Para el padre (o madre) del niño no vacunado que expuso mi familia al sarampión:

Tengo una serie de sentimientos fuertes creciendo en todo mi cuerpo en este momento. Hacia mi familia, me siento extra protector como un papá oso. Hacia ti, padre que no crees en las vacunas, siento rabia y frustración escoge la opción que prefieras.

A estas alturas ya todos hemos escuchado del brote de sarampión que se originó en Disneylandia. O más exactamente, se originó a partir de una persona no vacunada que infectó a otros con la misma mentalidad. No voy a entrar en un debate sobre el movimiento anti-vacunas, la controversia sobre el timerosal (que ya ni siquiera se usa en las vacunas infantiles), o el mito de que la vacuna MMR* causa autismo (hay cambios en la química del cerebro autista antes del nacimiento).

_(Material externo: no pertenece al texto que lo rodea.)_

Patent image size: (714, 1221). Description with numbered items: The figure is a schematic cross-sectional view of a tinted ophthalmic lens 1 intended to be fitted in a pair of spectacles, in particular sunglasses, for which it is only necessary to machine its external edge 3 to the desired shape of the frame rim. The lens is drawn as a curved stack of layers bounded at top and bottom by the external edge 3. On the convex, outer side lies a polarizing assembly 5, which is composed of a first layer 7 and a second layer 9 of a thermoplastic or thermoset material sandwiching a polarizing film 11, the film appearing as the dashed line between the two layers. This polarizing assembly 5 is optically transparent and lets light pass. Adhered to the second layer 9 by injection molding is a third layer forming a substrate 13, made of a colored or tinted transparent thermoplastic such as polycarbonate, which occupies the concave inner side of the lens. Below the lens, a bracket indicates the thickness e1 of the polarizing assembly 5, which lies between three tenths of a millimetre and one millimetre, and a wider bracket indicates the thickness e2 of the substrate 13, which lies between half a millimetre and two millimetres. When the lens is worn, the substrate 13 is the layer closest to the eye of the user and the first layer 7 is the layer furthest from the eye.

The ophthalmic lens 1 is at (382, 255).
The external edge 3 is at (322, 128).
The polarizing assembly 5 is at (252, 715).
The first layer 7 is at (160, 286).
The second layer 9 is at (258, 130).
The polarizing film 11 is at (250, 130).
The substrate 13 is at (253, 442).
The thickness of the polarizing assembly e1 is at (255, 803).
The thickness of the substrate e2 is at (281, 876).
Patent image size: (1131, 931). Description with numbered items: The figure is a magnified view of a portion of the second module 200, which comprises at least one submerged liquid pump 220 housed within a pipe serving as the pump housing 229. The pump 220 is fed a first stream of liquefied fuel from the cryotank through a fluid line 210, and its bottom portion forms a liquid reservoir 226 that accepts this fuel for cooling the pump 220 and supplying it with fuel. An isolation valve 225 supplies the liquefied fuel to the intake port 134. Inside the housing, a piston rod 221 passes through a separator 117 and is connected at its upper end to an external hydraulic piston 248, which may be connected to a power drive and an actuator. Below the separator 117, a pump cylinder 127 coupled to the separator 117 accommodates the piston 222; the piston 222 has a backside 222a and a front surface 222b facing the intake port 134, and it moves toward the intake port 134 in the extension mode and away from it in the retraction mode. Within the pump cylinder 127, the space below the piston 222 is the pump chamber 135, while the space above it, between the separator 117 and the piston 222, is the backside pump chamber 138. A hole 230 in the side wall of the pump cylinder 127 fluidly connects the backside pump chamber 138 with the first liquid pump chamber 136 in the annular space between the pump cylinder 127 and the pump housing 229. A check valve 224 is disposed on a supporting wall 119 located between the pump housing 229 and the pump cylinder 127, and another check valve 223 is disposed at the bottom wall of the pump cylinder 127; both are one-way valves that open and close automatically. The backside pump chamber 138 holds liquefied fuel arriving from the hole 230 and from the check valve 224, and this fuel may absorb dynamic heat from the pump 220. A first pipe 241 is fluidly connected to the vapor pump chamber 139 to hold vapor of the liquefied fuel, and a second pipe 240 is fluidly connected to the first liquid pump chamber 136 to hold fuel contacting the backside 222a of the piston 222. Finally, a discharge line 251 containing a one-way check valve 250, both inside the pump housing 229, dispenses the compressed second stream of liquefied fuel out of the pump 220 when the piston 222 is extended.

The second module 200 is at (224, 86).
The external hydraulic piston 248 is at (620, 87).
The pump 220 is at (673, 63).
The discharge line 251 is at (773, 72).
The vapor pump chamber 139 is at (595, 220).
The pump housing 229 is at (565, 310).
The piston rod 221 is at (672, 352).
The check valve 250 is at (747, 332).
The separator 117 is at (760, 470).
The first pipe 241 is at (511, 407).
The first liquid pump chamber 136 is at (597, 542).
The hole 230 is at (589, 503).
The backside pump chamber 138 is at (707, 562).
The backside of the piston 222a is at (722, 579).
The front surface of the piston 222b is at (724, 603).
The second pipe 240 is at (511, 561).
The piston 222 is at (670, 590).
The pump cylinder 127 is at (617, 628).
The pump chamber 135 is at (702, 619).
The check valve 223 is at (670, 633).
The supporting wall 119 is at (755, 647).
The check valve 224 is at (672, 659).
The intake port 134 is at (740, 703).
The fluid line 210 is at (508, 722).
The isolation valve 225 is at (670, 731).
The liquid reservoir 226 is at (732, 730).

Hablemos del sarampión por un minuto. En el pasado se extendió por todos los EE.UU. En la actualidad se considera ‘eliminado’ en los EE.UU. (no circula continuamente en la población, sólo se contrae a través de viajes fuera del país). El sarampión es altamente contagioso (> 90 por ciento infeccioso) y puede sobrevivir en el aire en una habitación e infectar a alguien dos horas más tarde. Otro hecho divertido es que el sarampión es transmisible antes de que pueda ser diagnosticado – cuatro días antes de que aparezca la erupción característica. “El sarampión es desagradable, pero las complicaciones son peligrosas. Entre 6 y 20 por ciento de las personas que contraen la enfermedad también tendrán una infección de oído, diarrea, o incluso neumonía. Una de cada 1.000 personas con sarampión desarrollará inflamación del cerebro, y aproximadamente una de cada 1.000 morirá “. Eso suena divertido!

Bueno.

Mejor me calmo.

Supongo que usted ama a su hijo igual que yo amo a la mía. Supongo que usted está tratando de tomar buenas decisiones respecto a su cuidado. Por favor, dese cuenta de que su hijo no vive en una burbuja. Cuando su hijo se enferma, los demás niños están expuestos. Mis hijos. ¿Por qué exponer intencionalmente a otras personas a su niño no vacunado y recientemente enfermo luego de visitar Disneylandia? Ese fue un acto irresponsable.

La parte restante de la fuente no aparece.